Re: Possible bug report: kernel 6.5.0/6.5.1 high load when CIFS share is mounted (cifsd-cfid-laundromat in"D" state)

From: Brian Pardy
Date: Wed Sep 06 2023 - 17:04:05 EST


Added committer Ronnie Sahlberg to CC.

On Tue, Sep 5, 2023 at 9:01 PM Bagas Sanjaya <bagasdotme@xxxxxxxxx> wrote:
> On Tue, Sep 05, 2023 at 01:09:05PM -0400, Brian Pardy wrote:
> > I've noticed an issue with the CIFS client in kernel 6.5.0/6.5.1 that
> > does not exist in 6.4.12 or other previous kernels (I have not tested
> > 6.4.13). Almost immediately after mounting a CIFS share, the reported
> > load average on my system goes up by 2. At the time this occurs I see
> > two [cifsd-cfid-laundromat] kernel threads running the "D" state,
> > where they remain for the entire time the CIFS share is mounted.
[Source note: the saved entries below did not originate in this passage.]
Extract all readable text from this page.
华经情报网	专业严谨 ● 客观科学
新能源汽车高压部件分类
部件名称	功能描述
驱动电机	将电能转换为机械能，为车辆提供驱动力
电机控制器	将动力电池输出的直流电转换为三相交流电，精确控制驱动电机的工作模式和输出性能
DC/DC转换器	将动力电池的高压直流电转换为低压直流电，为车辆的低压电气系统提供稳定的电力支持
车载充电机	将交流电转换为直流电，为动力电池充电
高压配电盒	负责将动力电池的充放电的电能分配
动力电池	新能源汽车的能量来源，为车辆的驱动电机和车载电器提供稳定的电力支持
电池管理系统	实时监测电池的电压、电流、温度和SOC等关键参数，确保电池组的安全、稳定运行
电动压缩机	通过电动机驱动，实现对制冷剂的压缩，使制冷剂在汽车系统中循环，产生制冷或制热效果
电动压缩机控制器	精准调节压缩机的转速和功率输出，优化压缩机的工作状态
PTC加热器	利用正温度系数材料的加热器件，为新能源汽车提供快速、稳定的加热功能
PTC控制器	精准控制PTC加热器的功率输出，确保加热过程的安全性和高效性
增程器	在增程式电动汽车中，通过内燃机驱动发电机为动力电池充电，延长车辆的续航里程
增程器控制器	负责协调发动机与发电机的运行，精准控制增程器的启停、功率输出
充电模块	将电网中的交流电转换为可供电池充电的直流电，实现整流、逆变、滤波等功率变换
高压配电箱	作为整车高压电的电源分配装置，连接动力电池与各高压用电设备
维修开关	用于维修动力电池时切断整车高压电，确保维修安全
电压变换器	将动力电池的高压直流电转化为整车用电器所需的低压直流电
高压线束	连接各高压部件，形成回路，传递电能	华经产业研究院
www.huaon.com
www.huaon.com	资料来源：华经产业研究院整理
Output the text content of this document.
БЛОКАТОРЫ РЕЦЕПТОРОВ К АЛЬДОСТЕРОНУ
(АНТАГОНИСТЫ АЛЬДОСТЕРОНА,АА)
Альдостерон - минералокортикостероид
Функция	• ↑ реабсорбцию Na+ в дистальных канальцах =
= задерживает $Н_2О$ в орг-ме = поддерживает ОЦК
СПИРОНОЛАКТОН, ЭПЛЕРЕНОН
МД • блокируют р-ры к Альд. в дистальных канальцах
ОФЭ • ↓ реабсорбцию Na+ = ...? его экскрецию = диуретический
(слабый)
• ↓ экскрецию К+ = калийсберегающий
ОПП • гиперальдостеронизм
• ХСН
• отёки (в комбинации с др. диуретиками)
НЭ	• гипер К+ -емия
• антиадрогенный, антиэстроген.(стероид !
The
> > load will remain stable at 2 (otherwise idle) until the share is
> > unmounted, at which point the [cifsd-cfid-laundromat] threads
> > disappear and load drops back down to 0. This is easily reproducible
> > on my system, but I am not sure what to do to retrieve more useful
> > debugging information. If I mount two shares from this server, I get
> > four laundromat threads in "D" state and a sustained load average of
> > 4.
> >
> > The client is running Gentoo Linux, the server is a Seagate Personal
> > Cloud NAS running Samba 4.6.5. Mount options used are
> > "noperm,guest,vers=3.02". The CPUs do not actually appear to be
> > spinning, the reported load average appears incorrect as far as actual
> > CPU use is concerned.
>
> Thanks for the regression report. But if you want to get it fixed,
> you have to do your part: perform bisection. See Documentation/admin-guide/bug-bisect.rst in the kernel sources for how to do that.
>
> Anyway, I'm adding it to regzbot:
>
> #regzbot ^introduced: v6.4..v6.5
> #regzbot title: incorrect CPU utilization report (multiplied) when mounting CIFS

Thank you for directing me to the bug-bisect documentation. Results below:

# git bisect bad
d14de8067e3f9653cdef5a094176d00f3260ab20 is the first bad commit
commit d14de8067e3f9653cdef5a094176d00f3260ab20
Author: Ronnie Sahlberg <lsahlber@xxxxxxxxxx>
Date: Thu Jul 6 12:32:24 2023 +1000

cifs: Add a laundromat thread for cached directories

and drop cached directories after 30 seconds

Signed-off-by: Ronnie Sahlberg <lsahlber@xxxxxxxxxx>
Signed-off-by: Steve French <stfrench@xxxxxxxxxxxxx>

fs/smb/client/cached_dir.c | 67 ++++++++++++++++++++++++++++++++++++++++++++++
fs/smb/client/cached_dir.h | 1 +
2 files changed, 68 insertions(+)

I do not know what other debug info may be useful, but here is
/proc/[pid]/stack output for one of these threads in D state:

# cat /proc/17314/stack
[<0>] msleep+0x24/0x40
[<0>] cifs_cfids_laundromat_thread+0x5e/0x1c0 [cifs]
[<0>] kthread+0xc4/0xf0
[<0>] ret_from_fork+0x28/0x40
[<0>] ret_from_fork_asm+0x1b/0x30

I will provide any other details requested. Thank you.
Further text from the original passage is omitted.